Nesse contexto, emerge a chamada subordinação algorítmica. Diferentemente da subordinação clássica, baseada em ordens diretas, nas plataformas digitais o controle ocorre por algoritmos que definem preços, distribuem tarefas, avaliam desempenho e podem até excluir trabalhadores. Ainda que formalmente autônomo, o trabalhador pode estar inserido em um sistema altamente controlado, com autonomia apenas aparente.

A experiência internacional evidencia que a tecnologia não elimina a subordinação, apenas a transforma. A União Europeia, por meio da Diretiva 2831/2024, estabelece presunção de vínculo quando há controle relevante da plataforma, além de impor transparência algorítmica. Na Espanha, a Ley Rider reconhece entregadores como empregados. No Reino Unido, o caso Uber v.
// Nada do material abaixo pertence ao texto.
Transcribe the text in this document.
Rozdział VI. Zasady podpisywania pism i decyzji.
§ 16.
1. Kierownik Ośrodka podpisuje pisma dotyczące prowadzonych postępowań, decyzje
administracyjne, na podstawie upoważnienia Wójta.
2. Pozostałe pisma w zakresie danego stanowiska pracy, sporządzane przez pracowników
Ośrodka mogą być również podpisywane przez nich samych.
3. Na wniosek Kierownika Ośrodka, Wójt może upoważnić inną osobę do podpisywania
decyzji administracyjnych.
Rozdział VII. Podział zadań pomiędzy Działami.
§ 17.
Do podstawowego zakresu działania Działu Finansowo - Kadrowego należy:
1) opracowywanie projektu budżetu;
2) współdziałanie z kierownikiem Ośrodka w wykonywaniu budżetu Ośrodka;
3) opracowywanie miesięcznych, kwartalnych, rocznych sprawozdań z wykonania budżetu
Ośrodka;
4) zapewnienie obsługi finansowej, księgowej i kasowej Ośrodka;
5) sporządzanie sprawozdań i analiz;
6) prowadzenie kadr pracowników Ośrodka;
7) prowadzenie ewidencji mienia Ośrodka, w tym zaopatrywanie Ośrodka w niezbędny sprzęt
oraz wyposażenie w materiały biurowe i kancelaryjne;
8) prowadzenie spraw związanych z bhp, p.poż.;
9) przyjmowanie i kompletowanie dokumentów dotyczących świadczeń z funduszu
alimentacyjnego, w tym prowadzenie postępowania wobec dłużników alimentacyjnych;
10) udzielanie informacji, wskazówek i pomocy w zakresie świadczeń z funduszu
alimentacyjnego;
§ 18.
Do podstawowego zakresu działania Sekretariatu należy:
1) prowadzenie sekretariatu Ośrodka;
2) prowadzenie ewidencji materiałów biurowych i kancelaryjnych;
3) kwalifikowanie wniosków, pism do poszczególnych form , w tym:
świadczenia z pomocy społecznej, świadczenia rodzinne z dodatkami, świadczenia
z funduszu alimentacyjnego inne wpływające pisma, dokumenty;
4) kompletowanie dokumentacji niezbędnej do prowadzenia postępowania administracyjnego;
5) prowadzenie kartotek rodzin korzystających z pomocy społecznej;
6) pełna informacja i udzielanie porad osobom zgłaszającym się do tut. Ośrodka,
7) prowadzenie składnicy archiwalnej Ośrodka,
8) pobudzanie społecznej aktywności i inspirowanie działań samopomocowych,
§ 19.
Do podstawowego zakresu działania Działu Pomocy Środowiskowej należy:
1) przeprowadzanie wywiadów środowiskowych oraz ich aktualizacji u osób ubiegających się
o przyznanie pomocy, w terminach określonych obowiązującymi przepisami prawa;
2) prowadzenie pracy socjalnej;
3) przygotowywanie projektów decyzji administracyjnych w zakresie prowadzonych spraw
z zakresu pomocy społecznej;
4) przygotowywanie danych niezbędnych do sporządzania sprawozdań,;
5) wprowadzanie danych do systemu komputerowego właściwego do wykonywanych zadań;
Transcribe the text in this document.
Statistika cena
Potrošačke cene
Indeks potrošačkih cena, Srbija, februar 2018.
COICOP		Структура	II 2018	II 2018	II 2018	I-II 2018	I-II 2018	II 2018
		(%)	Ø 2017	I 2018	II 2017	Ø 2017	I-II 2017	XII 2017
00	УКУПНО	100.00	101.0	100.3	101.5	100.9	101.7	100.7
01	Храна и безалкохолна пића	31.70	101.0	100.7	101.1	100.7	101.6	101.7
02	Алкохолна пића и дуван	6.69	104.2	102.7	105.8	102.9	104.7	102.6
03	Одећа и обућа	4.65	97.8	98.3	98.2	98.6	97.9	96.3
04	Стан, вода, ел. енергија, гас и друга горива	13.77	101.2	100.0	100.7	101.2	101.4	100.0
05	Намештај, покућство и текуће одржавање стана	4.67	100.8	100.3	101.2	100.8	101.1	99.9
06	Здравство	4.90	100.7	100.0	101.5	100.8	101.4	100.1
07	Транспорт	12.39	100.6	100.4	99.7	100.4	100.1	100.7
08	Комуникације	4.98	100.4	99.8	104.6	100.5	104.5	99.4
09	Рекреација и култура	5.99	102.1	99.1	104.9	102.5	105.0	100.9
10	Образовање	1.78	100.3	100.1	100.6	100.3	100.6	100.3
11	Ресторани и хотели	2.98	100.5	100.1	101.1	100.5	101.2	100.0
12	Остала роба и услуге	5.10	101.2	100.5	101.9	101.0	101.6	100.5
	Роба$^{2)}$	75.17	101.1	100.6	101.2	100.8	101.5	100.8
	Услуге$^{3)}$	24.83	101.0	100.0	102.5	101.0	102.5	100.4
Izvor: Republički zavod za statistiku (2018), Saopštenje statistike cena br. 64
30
Aslam garantiu direitos típicos a motoristas classificados como “workers”. Já nos Estados Unidos, o modelo oscila entre proteção e flexibilização, revelando a dificuldade de equilíbrio regulatório.

No Brasil, o PLP 152/2025 representa tentativa de construção de um modelo intermediário. A proposta busca assegurar remuneração mínima, proteção social e previdenciária, sem descaracterizar o vínculo autônomo. Trata-se de uma resposta normativa que reconhece as especificidades da economia digital e a necessidade de inclusão previdenciária dos trabalhadores de plataformas, alinhando-se a propostas como a Previdência 4.0.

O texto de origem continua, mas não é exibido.